Pipeline shows more diversity: The broader pipeline has notably more papers in PubMed Central (40 vs. 2), reflecting a broader range of research fields beyond economics. Institutional repository presence is similar across both groups when accounting for cross-posting.

Working paper series: NBER dominates our evaluated papers (30%), while the pipeline includes more representation from IZA (5 papers) and one CEPR paper. These economics working paper series could potentially implement COAR Notify.

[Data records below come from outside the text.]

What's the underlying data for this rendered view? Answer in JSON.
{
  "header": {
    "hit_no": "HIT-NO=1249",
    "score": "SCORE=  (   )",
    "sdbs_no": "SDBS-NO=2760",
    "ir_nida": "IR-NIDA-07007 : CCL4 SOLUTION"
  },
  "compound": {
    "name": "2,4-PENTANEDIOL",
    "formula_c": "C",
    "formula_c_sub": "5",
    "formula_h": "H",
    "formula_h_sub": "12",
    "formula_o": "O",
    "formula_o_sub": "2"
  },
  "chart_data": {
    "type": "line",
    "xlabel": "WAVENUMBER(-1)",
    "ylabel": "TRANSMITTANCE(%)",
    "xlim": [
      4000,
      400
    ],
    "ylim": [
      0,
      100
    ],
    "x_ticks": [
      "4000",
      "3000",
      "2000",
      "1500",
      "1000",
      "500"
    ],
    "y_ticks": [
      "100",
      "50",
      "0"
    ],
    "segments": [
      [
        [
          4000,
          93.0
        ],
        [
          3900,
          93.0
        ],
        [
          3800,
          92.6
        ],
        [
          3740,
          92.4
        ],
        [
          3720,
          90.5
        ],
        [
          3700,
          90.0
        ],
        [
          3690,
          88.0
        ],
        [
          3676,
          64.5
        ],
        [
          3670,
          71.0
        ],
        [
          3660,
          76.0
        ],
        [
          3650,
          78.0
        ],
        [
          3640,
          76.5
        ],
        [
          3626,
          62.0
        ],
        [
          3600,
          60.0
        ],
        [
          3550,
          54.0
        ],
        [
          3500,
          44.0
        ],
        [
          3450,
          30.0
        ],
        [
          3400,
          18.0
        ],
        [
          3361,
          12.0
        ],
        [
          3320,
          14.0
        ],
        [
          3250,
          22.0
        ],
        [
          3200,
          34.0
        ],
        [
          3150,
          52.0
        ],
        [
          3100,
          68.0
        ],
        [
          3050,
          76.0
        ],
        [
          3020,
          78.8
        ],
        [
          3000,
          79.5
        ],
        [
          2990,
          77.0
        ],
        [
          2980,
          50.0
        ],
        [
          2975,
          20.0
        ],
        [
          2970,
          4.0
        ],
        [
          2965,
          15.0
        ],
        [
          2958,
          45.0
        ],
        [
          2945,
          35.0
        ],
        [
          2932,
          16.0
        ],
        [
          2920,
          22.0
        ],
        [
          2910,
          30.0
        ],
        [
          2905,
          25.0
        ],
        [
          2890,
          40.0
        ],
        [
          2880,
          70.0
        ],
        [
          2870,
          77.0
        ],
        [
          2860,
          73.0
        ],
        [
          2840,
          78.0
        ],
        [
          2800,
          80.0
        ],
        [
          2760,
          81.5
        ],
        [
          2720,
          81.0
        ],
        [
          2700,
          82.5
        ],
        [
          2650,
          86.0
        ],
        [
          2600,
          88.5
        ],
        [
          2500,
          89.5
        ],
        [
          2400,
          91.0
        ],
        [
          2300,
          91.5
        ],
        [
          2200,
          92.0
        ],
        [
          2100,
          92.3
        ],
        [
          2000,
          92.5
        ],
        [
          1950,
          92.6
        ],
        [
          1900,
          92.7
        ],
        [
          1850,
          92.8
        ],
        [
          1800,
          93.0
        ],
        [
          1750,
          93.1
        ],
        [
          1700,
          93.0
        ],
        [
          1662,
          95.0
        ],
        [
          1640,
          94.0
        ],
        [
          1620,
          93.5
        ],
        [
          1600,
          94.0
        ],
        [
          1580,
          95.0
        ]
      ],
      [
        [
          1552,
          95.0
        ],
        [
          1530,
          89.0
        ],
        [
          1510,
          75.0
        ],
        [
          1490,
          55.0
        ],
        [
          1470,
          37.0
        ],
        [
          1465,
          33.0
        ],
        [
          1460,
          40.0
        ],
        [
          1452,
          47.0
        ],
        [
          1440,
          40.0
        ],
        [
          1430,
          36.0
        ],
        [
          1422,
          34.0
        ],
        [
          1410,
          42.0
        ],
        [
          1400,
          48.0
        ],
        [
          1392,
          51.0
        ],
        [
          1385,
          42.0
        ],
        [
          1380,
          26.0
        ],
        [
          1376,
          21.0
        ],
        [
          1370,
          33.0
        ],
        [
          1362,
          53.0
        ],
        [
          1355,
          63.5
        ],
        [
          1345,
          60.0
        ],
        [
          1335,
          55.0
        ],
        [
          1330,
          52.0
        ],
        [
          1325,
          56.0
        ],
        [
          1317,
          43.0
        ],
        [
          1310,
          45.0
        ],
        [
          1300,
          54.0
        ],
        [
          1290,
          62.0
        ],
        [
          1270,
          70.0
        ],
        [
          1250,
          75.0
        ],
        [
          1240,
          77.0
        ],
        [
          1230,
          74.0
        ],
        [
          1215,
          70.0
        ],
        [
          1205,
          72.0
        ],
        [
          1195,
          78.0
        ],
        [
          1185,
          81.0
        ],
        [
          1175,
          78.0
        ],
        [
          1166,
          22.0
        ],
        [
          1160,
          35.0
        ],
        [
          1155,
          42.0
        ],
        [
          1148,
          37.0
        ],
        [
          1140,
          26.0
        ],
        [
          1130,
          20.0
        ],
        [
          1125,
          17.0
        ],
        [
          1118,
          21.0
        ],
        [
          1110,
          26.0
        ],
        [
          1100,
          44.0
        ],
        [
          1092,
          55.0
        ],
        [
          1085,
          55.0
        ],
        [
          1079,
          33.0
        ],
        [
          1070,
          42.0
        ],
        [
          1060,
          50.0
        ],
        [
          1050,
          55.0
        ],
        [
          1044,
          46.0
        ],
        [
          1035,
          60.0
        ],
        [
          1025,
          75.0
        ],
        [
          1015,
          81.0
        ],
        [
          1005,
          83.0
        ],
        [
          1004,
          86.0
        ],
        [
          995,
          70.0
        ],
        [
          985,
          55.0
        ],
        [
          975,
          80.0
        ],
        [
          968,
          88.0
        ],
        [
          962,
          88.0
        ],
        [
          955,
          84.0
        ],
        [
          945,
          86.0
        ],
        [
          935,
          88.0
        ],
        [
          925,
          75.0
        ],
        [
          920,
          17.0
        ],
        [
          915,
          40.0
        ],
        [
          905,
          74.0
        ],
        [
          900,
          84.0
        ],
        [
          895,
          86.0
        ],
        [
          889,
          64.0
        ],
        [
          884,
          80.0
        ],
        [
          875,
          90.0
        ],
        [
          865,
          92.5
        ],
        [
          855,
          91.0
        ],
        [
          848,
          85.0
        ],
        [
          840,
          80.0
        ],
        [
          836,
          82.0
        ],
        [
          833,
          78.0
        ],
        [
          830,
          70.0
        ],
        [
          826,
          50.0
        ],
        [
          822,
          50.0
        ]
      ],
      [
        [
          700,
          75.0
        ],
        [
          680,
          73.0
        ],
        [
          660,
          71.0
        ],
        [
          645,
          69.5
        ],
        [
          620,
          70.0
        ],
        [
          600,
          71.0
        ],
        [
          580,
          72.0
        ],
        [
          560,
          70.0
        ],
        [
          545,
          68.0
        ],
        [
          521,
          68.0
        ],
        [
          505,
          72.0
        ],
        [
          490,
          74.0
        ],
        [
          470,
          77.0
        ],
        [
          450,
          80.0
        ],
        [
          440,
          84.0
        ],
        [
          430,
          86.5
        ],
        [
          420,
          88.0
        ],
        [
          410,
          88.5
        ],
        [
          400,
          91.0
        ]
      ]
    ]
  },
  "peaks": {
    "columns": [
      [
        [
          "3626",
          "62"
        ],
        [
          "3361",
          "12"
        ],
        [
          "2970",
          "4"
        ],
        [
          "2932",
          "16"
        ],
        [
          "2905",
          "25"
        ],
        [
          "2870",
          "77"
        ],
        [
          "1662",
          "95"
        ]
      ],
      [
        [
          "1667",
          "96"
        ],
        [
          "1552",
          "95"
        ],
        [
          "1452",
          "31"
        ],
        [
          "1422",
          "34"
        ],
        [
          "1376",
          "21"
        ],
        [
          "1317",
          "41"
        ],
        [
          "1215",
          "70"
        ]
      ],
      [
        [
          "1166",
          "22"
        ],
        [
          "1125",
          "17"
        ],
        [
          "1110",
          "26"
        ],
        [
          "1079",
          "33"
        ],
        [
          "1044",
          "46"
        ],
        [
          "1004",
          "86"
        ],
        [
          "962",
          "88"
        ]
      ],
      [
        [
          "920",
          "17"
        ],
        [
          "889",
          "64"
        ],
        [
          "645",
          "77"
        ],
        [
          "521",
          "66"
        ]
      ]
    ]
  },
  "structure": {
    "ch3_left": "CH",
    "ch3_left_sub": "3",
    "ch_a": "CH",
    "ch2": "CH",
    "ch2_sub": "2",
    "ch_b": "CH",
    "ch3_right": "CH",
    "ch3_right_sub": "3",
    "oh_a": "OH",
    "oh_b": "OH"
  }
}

“Other” hosting: 15 evaluated papers (26%) and 113 pipeline papers (36%) are hosted only on organization websites, personal hosting, or published journals not in major indexes. This represents a significant portion that wouldn’t benefit from platform-level COAR integration.

Data Limitations

Our analysis used OpenAlex, Semantic Scholar, and CrossRef APIs. Some limitations:

  • RePEc under-counted: OpenAlex links only ~25% of NBER papers to their RePEc entries (actual coverage is nearly 100%)
  • Newer papers: May not yet be fully indexed
  • Personal websites: Cannot be automatically discovered

The actual multi-platform presence is likely 20-30% higher than reported.

Implications for The Unjournal

For our 57 evaluated papers:

  1. SSRN is a major opportunity: 22 evaluated papers (39%) are on SSRN. If SSRN implements COAR Notify, this single integration would cover more of our papers than any other platform except NBER.

  2. Immediate integration: 7 papers on arXiv or OSF (COAR-enabled platforms) could benefit from COAR Notify now — repositories could be notified of our published evaluations

  3. Multi-platform notifications: Since evaluated papers often appear on multiple platforms, a single evaluation could potentially trigger notifications to several repositories

For future evaluations:

  1. Author guidance: Encouraging authors to deposit on arXiv, OSF, or Zenodo (in addition to NBER/SSRN) would expand COAR coverage for future evaluations

  2. Strategic partnerships: EconStor/ZBW is a natural partner for economics overlay review — they’re already in the COAR directory

  3. Platform advocacy: Supporting DSpace/EPrints COAR adoption helps the broader ecosystem and increases coverage for institutional repositories

Methodology

We queried OpenAlex, Semantic Scholar, and CrossRef APIs for each paper, using title matching (threshold >0.80) and DOI lookup where available. Results were cross-referenced and deduplicated. The SSRN cross-posting analysis used targeted web searches to verify availability on SSRN for papers hosted elsewhere. The analysis code and raw data are available in our data repository.


This analysis was conducted in February 2026 to support discussions with COAR about infrastructure integration for overlay peer review.